The Morning after Trafalgar is an 1863 oil painting by the British artist Clarkson Stanfield. Combining elements of landscape painting and history painting, it is a seascape showing the aftermath of the Battle of Trafalgar fought in October 1805. Amidst the wreckage of the battle the painting focuses on the dismasted ship-of-the-line San Ildefonso, taken by the HMS Defence of the Royal Navy the previous day. The Union Jack is shown nailed above the Spanish naval ensign demonstrating the warship's capture during the decisive British victory the previous day.

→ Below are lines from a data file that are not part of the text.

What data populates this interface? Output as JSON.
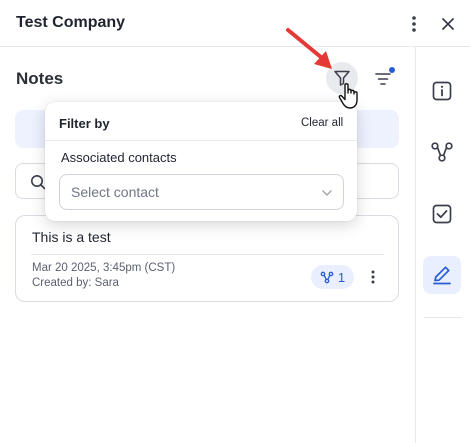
{
  "header": {
    "title": "Test Company"
  },
  "notes": {
    "title": "Notes",
    "search_placeholder": "",
    "items": [
      {
        "text": "This is a test",
        "date": "Mar 20 2025, 3:45pm (CST)",
        "created_by": "Created by: Sara",
        "associations_count": "1"
      }
    ]
  },
  "filter_popover": {
    "title": "Filter by",
    "clear_label": "Clear all",
    "section_label": "Associated contacts",
    "select_placeholder": "Select contact"
  },
  "rail": {
    "items": [
      "info-icon",
      "associations-icon",
      "tasks-icon",
      "notes-icon"
    ],
    "active": "notes-icon"
  },
  "colors": {
    "accent": "#2a5bd7",
    "accent_light": "#e9efff",
    "annotation_arrow": "#e53935"
  }
}
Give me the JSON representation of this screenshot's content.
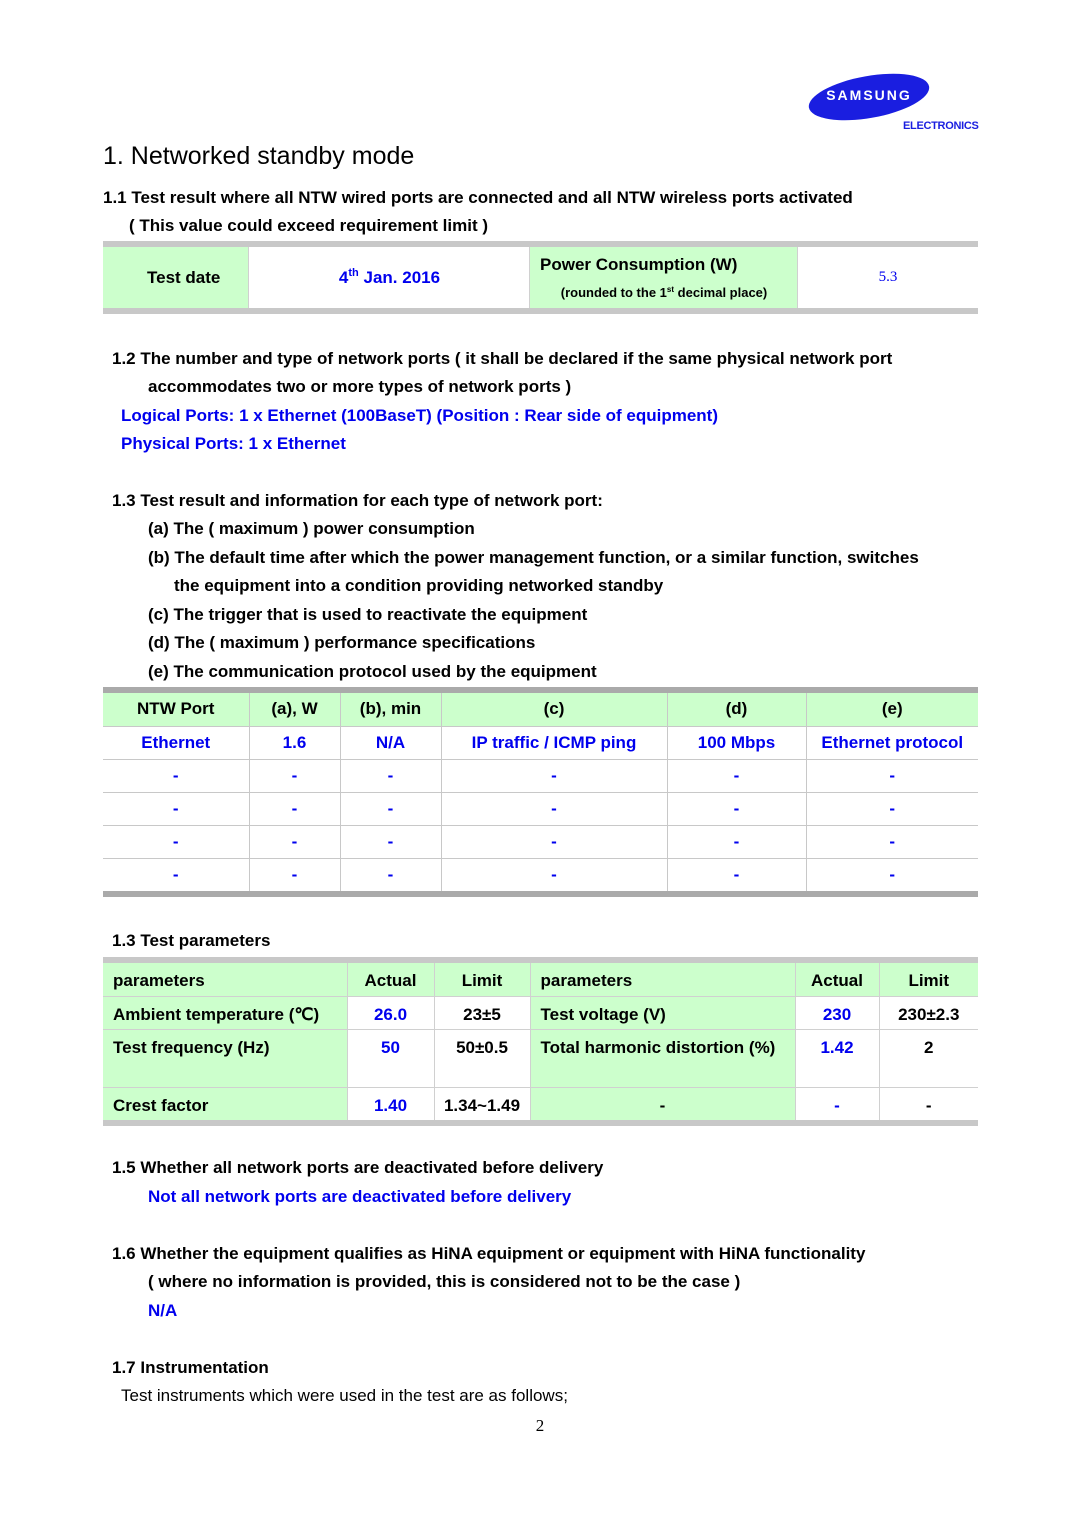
{
  "logo": {
    "brand": "SAMSUNG",
    "sub": "ELECTRONICS",
    "color": "#1a1ee0"
  },
  "title": "1. Networked standby mode",
  "s1_1": {
    "heading": "1.1 Test result where all NTW wired ports are connected and all NTW wireless ports activated",
    "note": "( This value could exceed requirement limit )",
    "table": {
      "test_date_label": "Test date",
      "test_date_day": "4",
      "test_date_suffix": "th",
      "test_date_rest": " Jan. 2016",
      "power_label": "Power Consumption (W)",
      "power_sub_pre": "(rounded to the 1",
      "power_sub_sup": "st",
      "power_sub_post": " decimal place)",
      "power_value": "5.3"
    }
  },
  "s1_2": {
    "heading_line1": "1.2 The number and type of network ports ( it shall be declared if the same physical network port",
    "heading_line2": "accommodates two or more types of network ports )",
    "logical": "Logical Ports: 1 x Ethernet (100BaseT) (Position : Rear side of equipment)",
    "physical": "Physical Ports: 1 x Ethernet"
  },
  "s1_3": {
    "heading": "1.3 Test result and information for each type of network port:",
    "items": [
      "(a) The ( maximum ) power consumption",
      "(b) The default time after which the power management function, or a similar function, switches",
      "the equipment into a condition providing networked standby",
      "(c) The trigger that is used to reactivate the equipment",
      "(d) The ( maximum ) performance specifications",
      "(e) The communication protocol used by the equipment"
    ],
    "ports_table": {
      "headers": [
        "NTW Port",
        "(a), W",
        "(b), min",
        "(c)",
        "(d)",
        "(e)"
      ],
      "rows": [
        [
          "Ethernet",
          "1.6",
          "N/A",
          "IP traffic / ICMP ping",
          "100 Mbps",
          "Ethernet protocol"
        ],
        [
          "-",
          "-",
          "-",
          "-",
          "-",
          "-"
        ],
        [
          "-",
          "-",
          "-",
          "-",
          "-",
          "-"
        ],
        [
          "-",
          "-",
          "-",
          "-",
          "-",
          "-"
        ],
        [
          "-",
          "-",
          "-",
          "-",
          "-",
          "-"
        ]
      ]
    }
  },
  "test_params": {
    "heading": "1.3 Test parameters",
    "headers": [
      "parameters",
      "Actual",
      "Limit",
      "parameters",
      "Actual",
      "Limit"
    ],
    "rows": [
      [
        "Ambient temperature (℃)",
        "26.0",
        "23±5",
        "Test voltage (V)",
        "230",
        "230±2.3"
      ],
      [
        "Test frequency (Hz)",
        "50",
        "50±0.5",
        "Total harmonic distortion (%)",
        "1.42",
        "2"
      ],
      [
        "Crest factor",
        "1.40",
        "1.34~1.49",
        "-",
        "-",
        "-"
      ]
    ]
  },
  "s1_5": {
    "heading": "1.5 Whether all network ports are deactivated before delivery",
    "answer": "Not all network ports are deactivated before delivery"
  },
  "s1_6": {
    "heading": "1.6 Whether the equipment qualifies as HiNA equipment or equipment with HiNA functionality",
    "note": "( where no information is provided, this is considered not to be the case )",
    "answer": "N/A"
  },
  "s1_7": {
    "heading": "1.7 Instrumentation",
    "text": "Test instruments which were used in the test are as follows;"
  },
  "page_number": "2"
}
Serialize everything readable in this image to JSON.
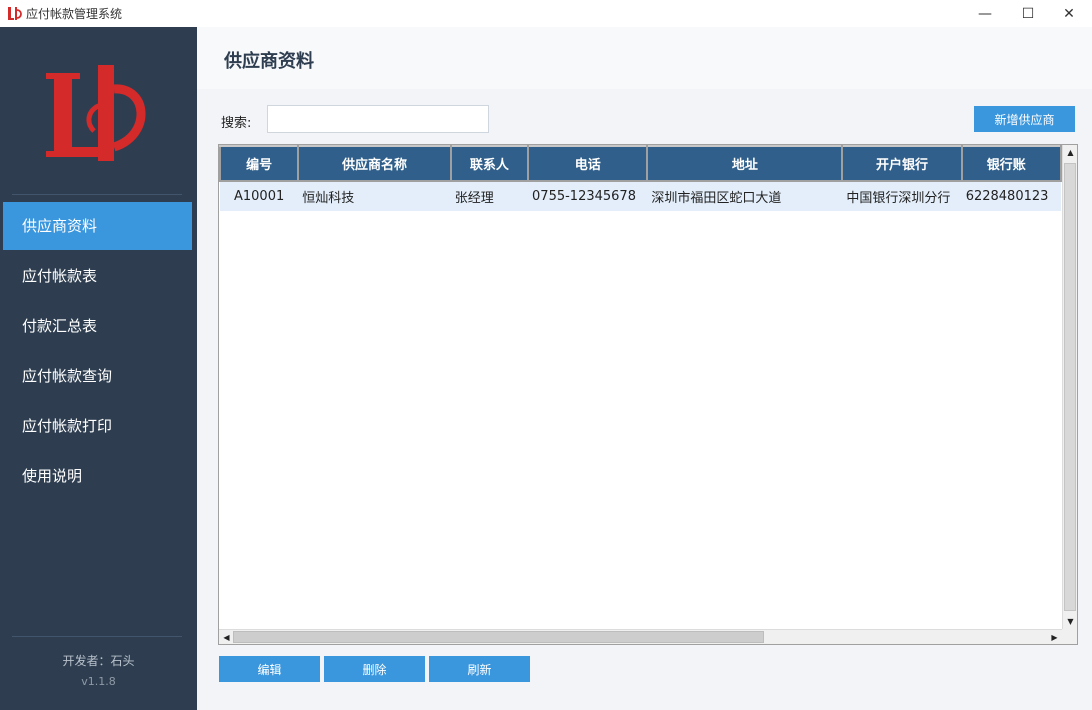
{
  "window": {
    "title": "应付帐款管理系统",
    "minimize": "—",
    "maximize": "☐",
    "close": "✕"
  },
  "sidebar": {
    "items": [
      {
        "label": "供应商资料",
        "active": true
      },
      {
        "label": "应付帐款表",
        "active": false
      },
      {
        "label": "付款汇总表",
        "active": false
      },
      {
        "label": "应付帐款查询",
        "active": false
      },
      {
        "label": "应付帐款打印",
        "active": false
      },
      {
        "label": "使用说明",
        "active": false
      }
    ],
    "developer": "开发者：石头",
    "version": "v1.1.8"
  },
  "main": {
    "title": "供应商资料",
    "search_label": "搜索:",
    "search_value": "",
    "add_button": "新增供应商",
    "table": {
      "columns": [
        "编号",
        "供应商名称",
        "联系人",
        "电话",
        "地址",
        "开户银行",
        "银行账"
      ],
      "rows": [
        [
          "A10001",
          "恒灿科技",
          "张经理",
          "0755-12345678",
          "深圳市福田区蛇口大道",
          "中国银行深圳分行",
          "6228480123"
        ]
      ]
    },
    "buttons": {
      "edit": "编辑",
      "delete": "删除",
      "refresh": "刷新"
    }
  },
  "colors": {
    "sidebar_bg": "#2e3e50",
    "accent": "#3a96dd",
    "header_bg": "#2f5f8a",
    "row_bg": "#e3eefa",
    "logo_red": "#d42a2a"
  }
}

By the time he produced the painting Stanfield was a veteran of the Romantic movement. A colleague and rival of Turner, he produced a trilogy of major works inspired by the battle including The Battle of Trafalgar (1836) and The Victory Towed into Gibraltar (1853). It was displayed at the Royal Academy Exhibition of 1863 at the National Gallery in London. It also featured at the retrospective for Stanfield held as part of the Winter Exhibition in 1870 and again at the Melbourne Centennial Exhibition in 1888. Today it is part of the collection of the National Gallery of Victoria in Melbourne, having been acquired in 1888.

==Bibliography==
- Hoff, Ursula. European Paintings Before Eighteen Hundred. National Gallery of Victoria, 1967.
- Tracy, Nicholas. Britannia’s Palette: The Arts of Naval Victory. McGill-Queen's Press, 2007.
- Van der Merwe, Pieter & Took, Roger. The Spectacular career of Clarkson Stanfield. Tyne and Wear County Council Museums, 1979.